Essa personalidade meio desequilibrada de Um Senhor Estagiário só não atrapalha mais, pois Meyers continua sendo uma ótima roteiristas de filmes leves e que passam rápido. Uma leveza que não deixa ele ser sensível e profundo demais para torná-lo um um drama, e nem engraçadinho demais só pra ser uma comédia (o que torna a sequencia na casa da mãe de Jules um espasmo de imbecilização). Uma decisão que acerta o público cansado desse cinema que parece mais preocupado com o gênero do que com a história.

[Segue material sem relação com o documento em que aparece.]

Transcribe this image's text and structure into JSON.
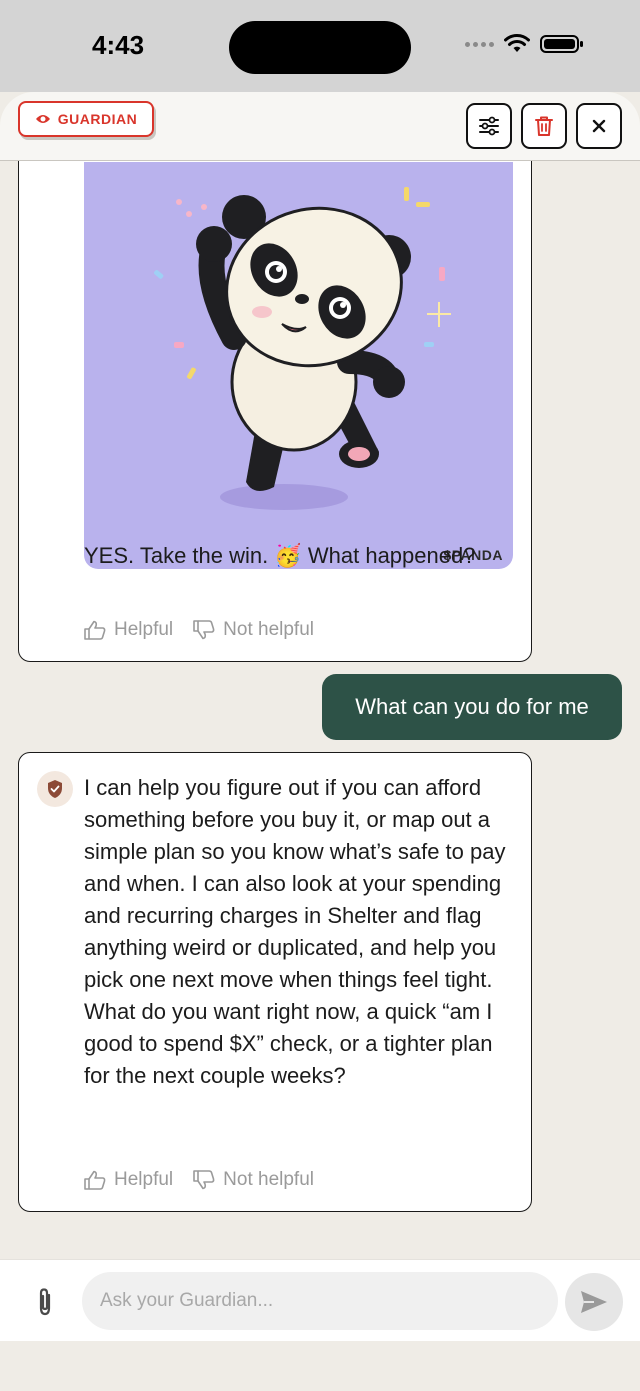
{
  "status": {
    "time": "4:43"
  },
  "header": {
    "badge_label": "GUARDIAN"
  },
  "messages": {
    "first": {
      "image_tag": "$PANDA",
      "text": "YES. Take the win. 🥳 What happened?",
      "helpful": "Helpful",
      "not_helpful": "Not helpful"
    },
    "user": {
      "text": "What can you do for me"
    },
    "second": {
      "text": "I can help you figure out if you can afford something before you buy it, or map out a simple plan so you know what’s safe to pay and when. I can also look at your spending and recurring charges in Shelter and flag anything weird or duplicated, and help you pick one next move when things feel tight. What do you want right now, a quick “am I good to spend $X” check, or a tighter plan for the next couple weeks?",
      "helpful": "Helpful",
      "not_helpful": "Not helpful"
    }
  },
  "input": {
    "placeholder": "Ask your Guardian..."
  },
  "colors": {
    "accent_red": "#d9352b",
    "user_bubble": "#2d5247",
    "background": "#efece6"
  }
}
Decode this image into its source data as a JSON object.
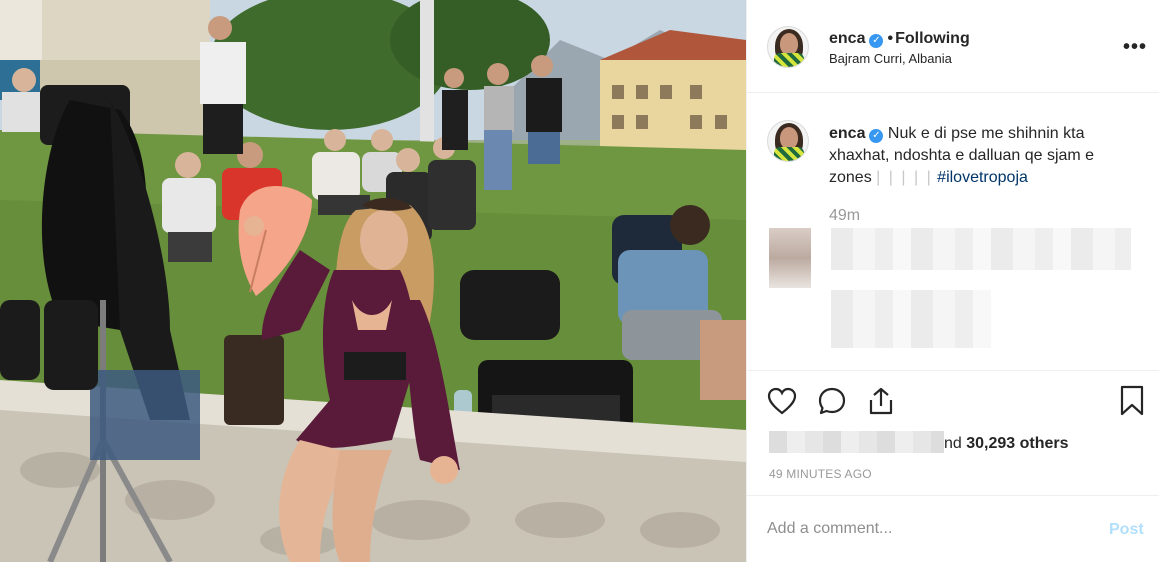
{
  "post": {
    "username": "enca",
    "verified": true,
    "separator": "•",
    "follow_status": "Following",
    "location": "Bajram Curri, Albania",
    "more_icon": "more-horizontal-icon"
  },
  "caption": {
    "username": "enca",
    "text": "Nuk e di pse me shihnin kta xhaxhat, ndoshta e dalluan qe sjam e zones",
    "decoration": "| | | | |",
    "hashtag": "#ilovetropoja",
    "time_ago": "49m"
  },
  "actions": {
    "like_icon": "heart-icon",
    "comment_icon": "comment-bubble-icon",
    "share_icon": "share-upload-icon",
    "save_icon": "bookmark-icon"
  },
  "likes": {
    "suffix": "nd ",
    "count": "30,293 others"
  },
  "timestamp": "49 MINUTES AGO",
  "comment_box": {
    "placeholder": "Add a comment...",
    "post_label": "Post"
  },
  "colors": {
    "verified": "#3897f0",
    "hashtag": "#003569",
    "post_disabled": "#b2dffc",
    "muted": "#999999"
  }
}
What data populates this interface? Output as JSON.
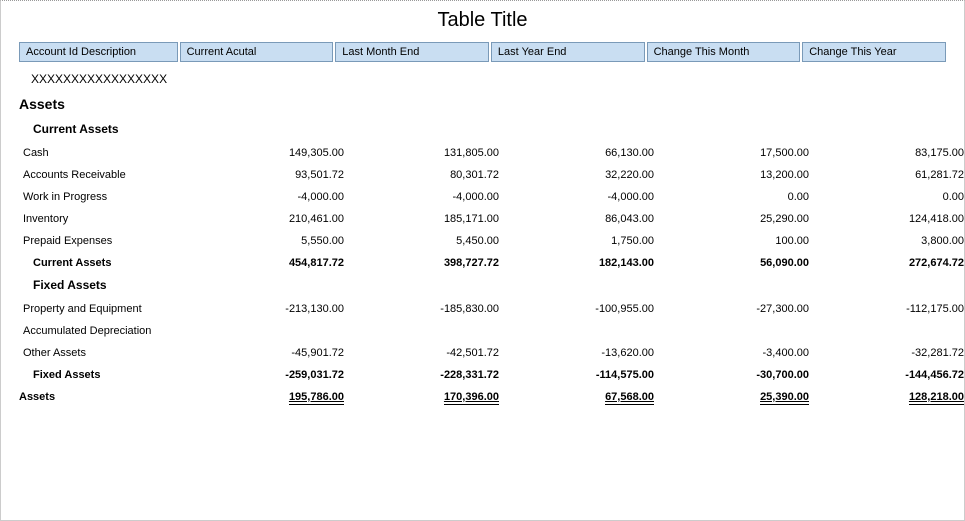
{
  "title": "Table Title",
  "headers": [
    "Account Id Description",
    "Current Acutal",
    "Last Month End",
    "Last Year End",
    "Change This Month",
    "Change This Year"
  ],
  "xrow": "XXXXXXXXXXXXXXXXX",
  "section": "Assets",
  "groups": [
    {
      "name": "Current Assets",
      "rows": [
        {
          "label": "Cash",
          "v": [
            "149,305.00",
            "131,805.00",
            "66,130.00",
            "17,500.00",
            "83,175.00"
          ]
        },
        {
          "label": "Accounts Receivable",
          "v": [
            "93,501.72",
            "80,301.72",
            "32,220.00",
            "13,200.00",
            "61,281.72"
          ]
        },
        {
          "label": "Work in Progress",
          "v": [
            "-4,000.00",
            "-4,000.00",
            "-4,000.00",
            "0.00",
            "0.00"
          ]
        },
        {
          "label": "Inventory",
          "v": [
            "210,461.00",
            "185,171.00",
            "86,043.00",
            "25,290.00",
            "124,418.00"
          ]
        },
        {
          "label": "Prepaid Expenses",
          "v": [
            "5,550.00",
            "5,450.00",
            "1,750.00",
            "100.00",
            "3,800.00"
          ]
        }
      ],
      "subtotal": {
        "label": "Current Assets",
        "v": [
          "454,817.72",
          "398,727.72",
          "182,143.00",
          "56,090.00",
          "272,674.72"
        ]
      }
    },
    {
      "name": "Fixed Assets",
      "rows": [
        {
          "label": "Property and Equipment",
          "v": [
            "-213,130.00",
            "-185,830.00",
            "-100,955.00",
            "-27,300.00",
            "-112,175.00"
          ]
        },
        {
          "label": "Accumulated Depreciation",
          "v": [
            "",
            "",
            "",
            "",
            ""
          ]
        },
        {
          "label": "Other Assets",
          "v": [
            "-45,901.72",
            "-42,501.72",
            "-13,620.00",
            "-3,400.00",
            "-32,281.72"
          ]
        }
      ],
      "subtotal": {
        "label": "Fixed Assets",
        "v": [
          "-259,031.72",
          "-228,331.72",
          "-114,575.00",
          "-30,700.00",
          "-144,456.72"
        ]
      }
    }
  ],
  "grand": {
    "label": "Assets",
    "v": [
      "195,786.00",
      "170,396.00",
      "67,568.00",
      "25,390.00",
      "128,218.00"
    ]
  },
  "chart_data": {
    "type": "table",
    "title": "Table Title",
    "columns": [
      "Account Id Description",
      "Current Acutal",
      "Last Month End",
      "Last Year End",
      "Change This Month",
      "Change This Year"
    ],
    "rows": [
      [
        "Cash",
        149305.0,
        131805.0,
        66130.0,
        17500.0,
        83175.0
      ],
      [
        "Accounts Receivable",
        93501.72,
        80301.72,
        32220.0,
        13200.0,
        61281.72
      ],
      [
        "Work in Progress",
        -4000.0,
        -4000.0,
        -4000.0,
        0.0,
        0.0
      ],
      [
        "Inventory",
        210461.0,
        185171.0,
        86043.0,
        25290.0,
        124418.0
      ],
      [
        "Prepaid Expenses",
        5550.0,
        5450.0,
        1750.0,
        100.0,
        3800.0
      ],
      [
        "Current Assets (subtotal)",
        454817.72,
        398727.72,
        182143.0,
        56090.0,
        272674.72
      ],
      [
        "Property and Equipment",
        -213130.0,
        -185830.0,
        -100955.0,
        -27300.0,
        -112175.0
      ],
      [
        "Accumulated Depreciation",
        null,
        null,
        null,
        null,
        null
      ],
      [
        "Other Assets",
        -45901.72,
        -42501.72,
        -13620.0,
        -3400.0,
        -32281.72
      ],
      [
        "Fixed Assets (subtotal)",
        -259031.72,
        -228331.72,
        -114575.0,
        -30700.0,
        -144456.72
      ],
      [
        "Assets (total)",
        195786.0,
        170396.0,
        67568.0,
        25390.0,
        128218.0
      ]
    ]
  }
}
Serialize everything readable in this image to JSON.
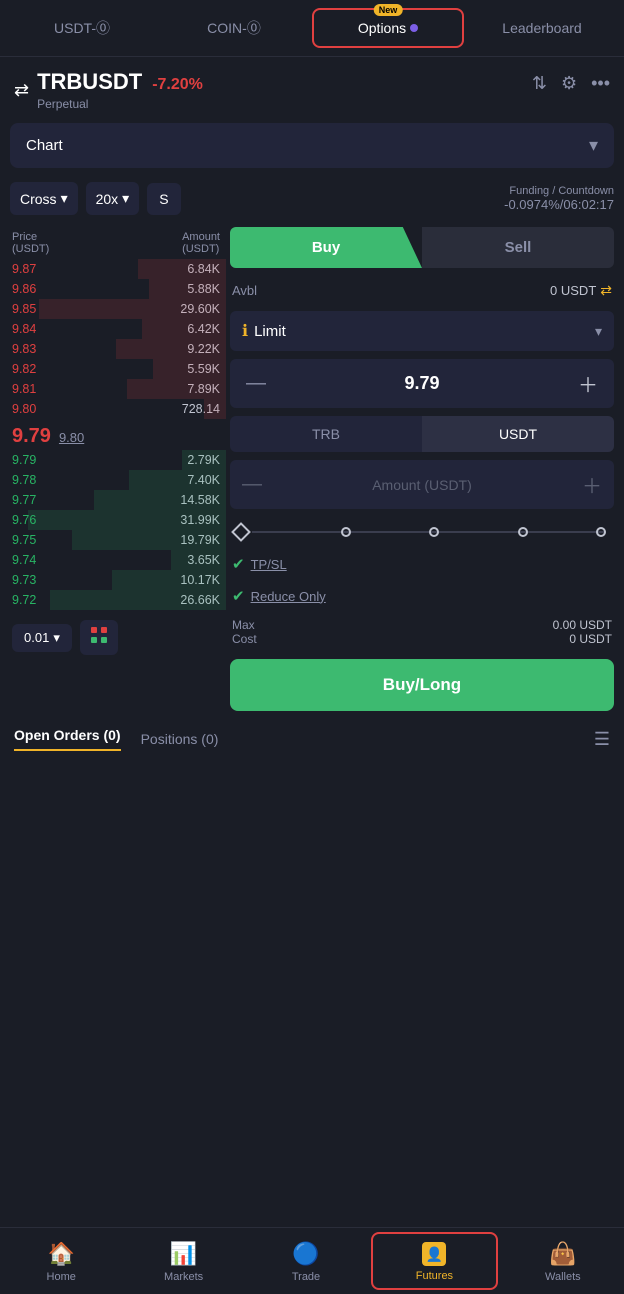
{
  "tabs": {
    "usdt": "USDT-⓪",
    "coin": "COIN-⓪",
    "options": "Options",
    "options_badge": "New",
    "leaderboard": "Leaderboard"
  },
  "pair": {
    "symbol": "TRBUSDT",
    "change": "-7.20%",
    "type": "Perpetual"
  },
  "chart": {
    "label": "Chart"
  },
  "controls": {
    "margin_type": "Cross",
    "leverage": "20x",
    "size": "S",
    "funding_label": "Funding / Countdown",
    "funding_rate": "-0.0974%/06:02:17"
  },
  "order_book": {
    "price_header": "Price\n(USDT)",
    "amount_header": "Amount\n(USDT)",
    "sell_orders": [
      {
        "price": "9.87",
        "amount": "6.84K",
        "bar": 40
      },
      {
        "price": "9.86",
        "amount": "5.88K",
        "bar": 35
      },
      {
        "price": "9.85",
        "amount": "29.60K",
        "bar": 85
      },
      {
        "price": "9.84",
        "amount": "6.42K",
        "bar": 38
      },
      {
        "price": "9.83",
        "amount": "9.22K",
        "bar": 50
      },
      {
        "price": "9.82",
        "amount": "5.59K",
        "bar": 33
      },
      {
        "price": "9.81",
        "amount": "7.89K",
        "bar": 45
      },
      {
        "price": "9.80",
        "amount": "728.14",
        "bar": 10
      }
    ],
    "mid_price": "9.79",
    "mid_ref": "9.80",
    "buy_orders": [
      {
        "price": "9.79",
        "amount": "2.79K",
        "bar": 20
      },
      {
        "price": "9.78",
        "amount": "7.40K",
        "bar": 44
      },
      {
        "price": "9.77",
        "amount": "14.58K",
        "bar": 60
      },
      {
        "price": "9.76",
        "amount": "31.99K",
        "bar": 90
      },
      {
        "price": "9.75",
        "amount": "19.79K",
        "bar": 70
      },
      {
        "price": "9.74",
        "amount": "3.65K",
        "bar": 25
      },
      {
        "price": "9.73",
        "amount": "10.17K",
        "bar": 52
      },
      {
        "price": "9.72",
        "amount": "26.66K",
        "bar": 80
      }
    ]
  },
  "trade": {
    "buy_label": "Buy",
    "sell_label": "Sell",
    "avbl_label": "Avbl",
    "avbl_value": "0 USDT",
    "order_type": "Limit",
    "price_value": "9.79",
    "currency_trb": "TRB",
    "currency_usdt": "USDT",
    "amount_placeholder": "Amount (USDT)",
    "tp_sl_label": "TP/SL",
    "reduce_only_label": "Reduce Only",
    "max_label": "Max\nCost",
    "max_value": "0.00 USDT",
    "cost_value": "0 USDT",
    "buy_long_label": "Buy/Long"
  },
  "orders": {
    "open_orders": "Open Orders (0)",
    "positions": "Positions (0)"
  },
  "bottom_nav": {
    "home": "Home",
    "markets": "Markets",
    "trade": "Trade",
    "futures": "Futures",
    "wallets": "Wallets"
  },
  "footer": {
    "lot_size": "0.01"
  }
}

O que fica ainda melhor com a presença sempre cativante de Hathaway, completamente no controle da personagem, encantadora, sensível e que sabe caminhar muito bem entre os risos e as lágrimas. Isso enquanto De Niro paga seu aluguel com mais um papel no piloto automático (com direito até ao sempre presente olhos cerrados e boca torta), o que ajuda mais ainda que o trabalho dela se sobressaia (sem contar a presença quase amadora de um tal de Anders Holm, no papel de seu marido).

De qualquer modo, mesmo leve e cheio de lições de vida, Um Senhor Estagiário começa bem, mas se perde enquanto tenta ser relevante e não percebe o quanto cai sem sua própria armadilha.


“The Intern” (EUA, 2015), escrito e dirigido por Nancy Meyers, com Robert De Niro, Anne Hathaway e Rene Russo.